In [9]:
import numpy as np
from scipy import stats

In [10]:
class BookSCM:
    def __init__(self, random_seed=None):
        self.random_seed = random_seed
        self.u_0 = stats.uniform()
        self.u_1 = stats.norm()
    def sample(self, sample_size=100):
        """Samples from the SCM"""
        if self.random_seed:
            np.random.seed(self.random_seed)
        u_0 = self.u_0.rvs(sample_size)
        u_1 = self.u_1.rvs(sample_size)
        a = u_0 > .61
        b = (a + .5 * u_1) > .2
        return a, b

First, let’s instantiate our SCM and set the random seed to 45

In [11]:
scm = BookSCM(random_seed=45)

Next, let’s sample 100 samples from it:

In [12]:
buy_book_a, buy_book_b = scm.sample(100)

Let’s check whether the shapes are as expected:

In [13]:
buy_book_a.shape, buy_book_b.shape

((100,), (100,))

## Now to answer the question

We generated the data, and we’re now ready to answer the question that we posed at the beginning of this section – what is the probability that a person will buy book A, given that they bought book B?

In [19]:
proba_book_a_given_book_b = buy_book_a[buy_book_b].sum() / buy_book_b.sum()
print(f'Probability of buying book A given B: {proba_book_a_given_book_b:0.3f}')

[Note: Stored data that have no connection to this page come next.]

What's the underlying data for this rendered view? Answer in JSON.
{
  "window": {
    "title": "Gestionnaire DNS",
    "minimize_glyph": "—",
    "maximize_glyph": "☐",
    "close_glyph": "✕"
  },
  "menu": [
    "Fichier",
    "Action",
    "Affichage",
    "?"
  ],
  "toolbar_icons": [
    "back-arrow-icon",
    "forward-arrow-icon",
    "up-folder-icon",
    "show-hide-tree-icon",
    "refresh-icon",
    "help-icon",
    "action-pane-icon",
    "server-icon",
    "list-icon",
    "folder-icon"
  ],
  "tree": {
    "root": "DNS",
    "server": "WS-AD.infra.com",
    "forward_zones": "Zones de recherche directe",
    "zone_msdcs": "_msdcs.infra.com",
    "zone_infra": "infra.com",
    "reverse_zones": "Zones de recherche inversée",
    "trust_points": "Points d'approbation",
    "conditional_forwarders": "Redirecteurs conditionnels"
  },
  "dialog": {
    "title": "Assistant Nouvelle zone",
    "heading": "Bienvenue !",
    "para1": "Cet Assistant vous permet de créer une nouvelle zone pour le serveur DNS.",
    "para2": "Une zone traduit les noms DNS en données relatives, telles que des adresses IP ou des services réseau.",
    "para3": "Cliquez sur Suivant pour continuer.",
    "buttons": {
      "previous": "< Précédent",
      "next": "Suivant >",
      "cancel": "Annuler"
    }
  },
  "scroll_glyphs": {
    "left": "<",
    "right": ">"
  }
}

Probability of buying book A given B: 0.638


As we can see, the probability of buying book A, given we bought book B, is 63.8%. This indicates a positive relationship between both variables (if there was no association between them, we would expect the result to be 50%). These results inform us that we can make meaningful predictions using observational data alone. This ability is the essence of most contemporary (supervised) machine learning models.